The “peak indebtedness rule” permitted a liquidator to choose the starting date within the relevantly prescribed statutory period (in this case, the relation-back period of six months prescribed by s 588FE(2)) to prove the existence of an unfair preference given by the company to a creditor.  The High Court found that the context of the statutory provisions discloses that it cannot be assumed or inferred that, in incorporating the “running account principle” in s 588FA(3) of the Act, the legislature also intended to incorporate the “peak indebtedness rule”: [45].  Indeed, Parliament had deliberately used the words “running account” but had not made any reference to “peak indebtedness” or otherwise repeated words in relation to that which had been judicially determined: [59].

Like the Full Court, the High Court recognised that with or without the “peak indebtedness rule”, arbitrariness may result in the determination of unfair preference claims.  However, it determined that to apply the “peak indebtedness rule” would not serve the purpose of Pt 5.7B of the Act, which is to ensure “equality of distribution amongst creditors of the same class”: [68].  Section 588FA(3) was to embody the “running account principle”, the purpose of which is not to maximise the potential for the claw‑back of money and assets from a creditor (which is the effect of the “peak indebtedness rule”).  Rather, the “running account principle” recognises that a creditor who continues to supply a company on a running account in circumstances of suspected or potential insolvency enables the company to continue to trade to the likely benefit of all creditors. The prescription of periods within which all transactions in a continuing business relationship are deemed to be a “single transaction” and, accordingly, may be netted off against each other to determine any unfair preference serves this purpose: [70].  
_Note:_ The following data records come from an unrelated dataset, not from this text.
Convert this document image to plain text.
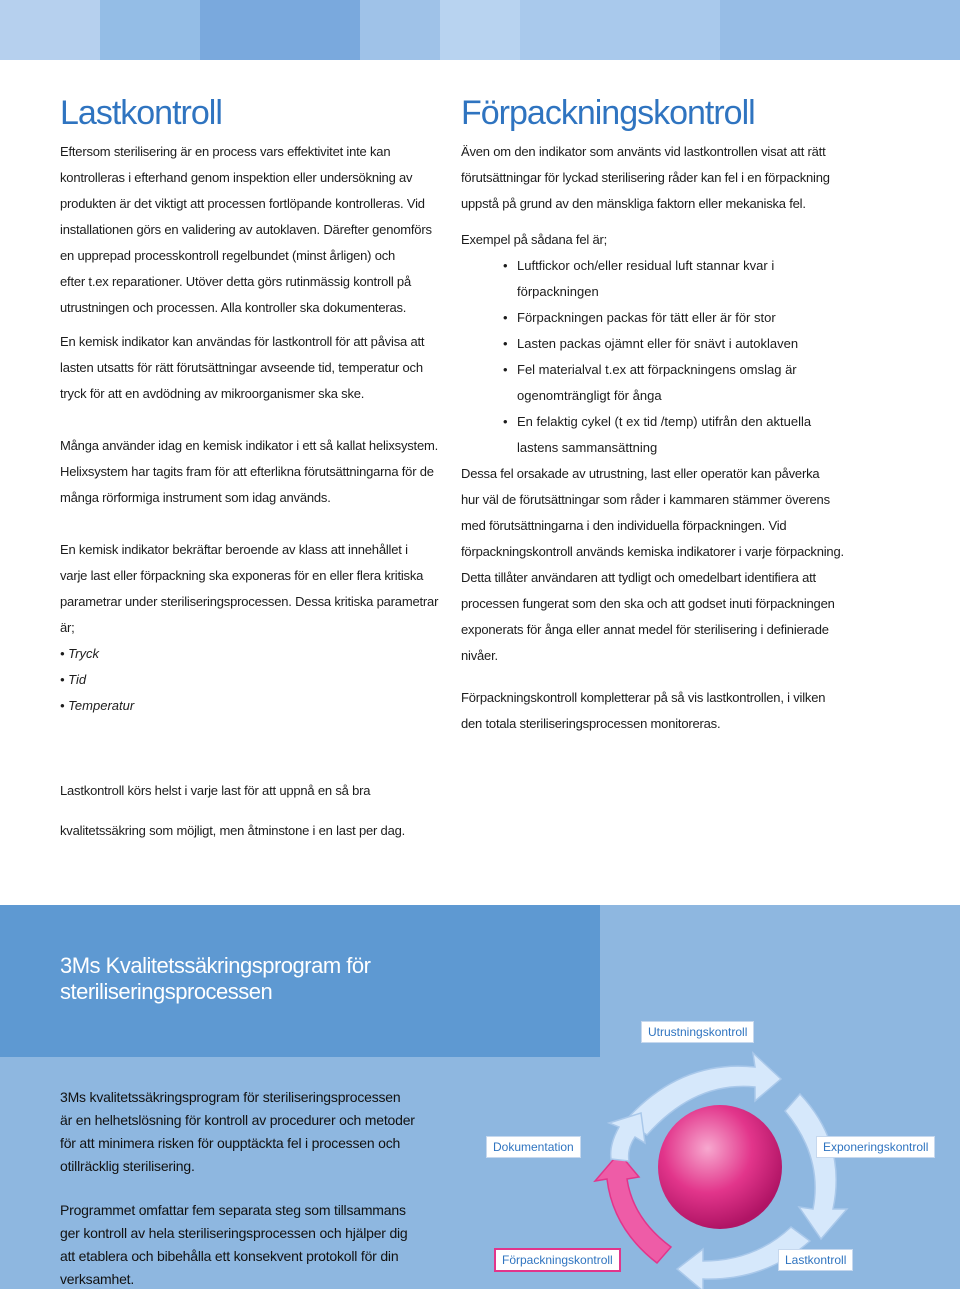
Lastkontroll

Eftersom sterilisering är en process vars effektivitet inte kan
kontrolleras i efterhand genom inspektion eller undersökning av
produkten är det viktigt att processen fortlöpande kontrolleras. Vid
installationen görs en validering av autoklaven. Därefter genomförs
en upprepad processkontroll regelbundet (minst årligen) och
efter t.ex reparationer. Utöver detta görs rutinmässig kontroll på
utrustningen och processen. Alla kontroller ska dokumenteras.

En kemisk indikator kan användas för lastkontroll för att påvisa att
lasten utsatts för rätt förutsättningar avseende tid, temperatur och
tryck för att en avdödning av mikroorganismer ska ske.

Många använder idag en kemisk indikator i ett så kallat helixsystem.
Helixsystem har tagits fram för att efterlikna förutsättningarna för de
många rörformiga instrument som idag används.

En kemisk indikator bekräftar beroende av klass att innehållet i
varje last eller förpackning ska exponeras för en eller flera kritiska
parametrar under steriliseringsprocessen. Dessa kritiska parametrar
är;

• Tryck
• Tid
• Temperatur

Lastkontroll körs helst i varje last för att uppnå en så bra
kvalitetssäkring som möjligt, men åtminstone i en last per dag.

Förpackningskontroll

Även om den indikator som använts vid lastkontrollen visat att rätt
förutsättningar för lyckad sterilisering råder kan fel i en förpackning
uppstå på grund av den mänskliga faktorn eller mekaniska fel.

Exempel på sådana fel är;

• Luftfickor och/eller residual luft stannar kvar i
förpackningen
• Förpackningen packas för tätt eller är för stor
• Lasten packas ojämnt eller för snävt i autoklaven
• Fel materialval t.ex att förpackningens omslag är
ogenomträngligt för ånga
• En felaktig cykel (t ex tid /temp) utifrån den aktuella
lastens sammansättning

Dessa fel orsakade av utrustning, last eller operatör kan påverka
hur väl de förutsättningar som råder i kammaren stämmer överens
med förutsättningarna i den individuella förpackningen. Vid
förpackningskontroll används kemiska indikatorer i varje förpackning.
Detta tillåter användaren att tydligt och omedelbart identifiera att
processen fungerat som den ska och att godset inuti förpackningen
exponerats för ånga eller annat medel för sterilisering i definierade
nivåer.

Förpackningskontroll kompletterar på så vis lastkontrollen, i vilken
den totala steriliseringsprocessen monitoreras.

3Ms Kvalitetssäkringsprogram för
steriliseringsprocessen
3Ms kvalitetssäkringsprogram för steriliseringsprocessen
är en helhetslösning för kontroll av procedurer och metoder
för att minimera risken för oupptäckta fel i processen och
otillräcklig sterilisering.
Programmet omfattar fem separata steg som tillsammans
ger kontroll av hela steriliseringsprocessen och hjälper dig
att etablera och bibehålla ett konsekvent protokoll för din
verksamhet.
Utrustningskontroll
Dokumentation	Exponeringskontroll
Förpackningskontroll	Lastkontroll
Continuing business relationship

Answering the statutory question under s 588FA(3)(a) whether a “transaction is, for commercial purposes, an integral part of a continuing business relationship” involves an objective factual inquiry: [14].  The High Court warned against treating previous factual findings in other cases as binding precedent, but acknowledged that the concepts of the “mutual assumption” or common business “purpose” of the parties may be useful: [79], [81].  In undertaking this assessment, it is necessary to consider the whole of the evidence of the relationship between the parties, and appropriation of a payment to a past debt is not determinative: [82]-[84].

Conclusion

While this may make some unfair preference claims less viable for insolvency practitioners to pursue, this case has provided clear guidance as to how the courts should undertake the analysis relating to creditors with running accounts.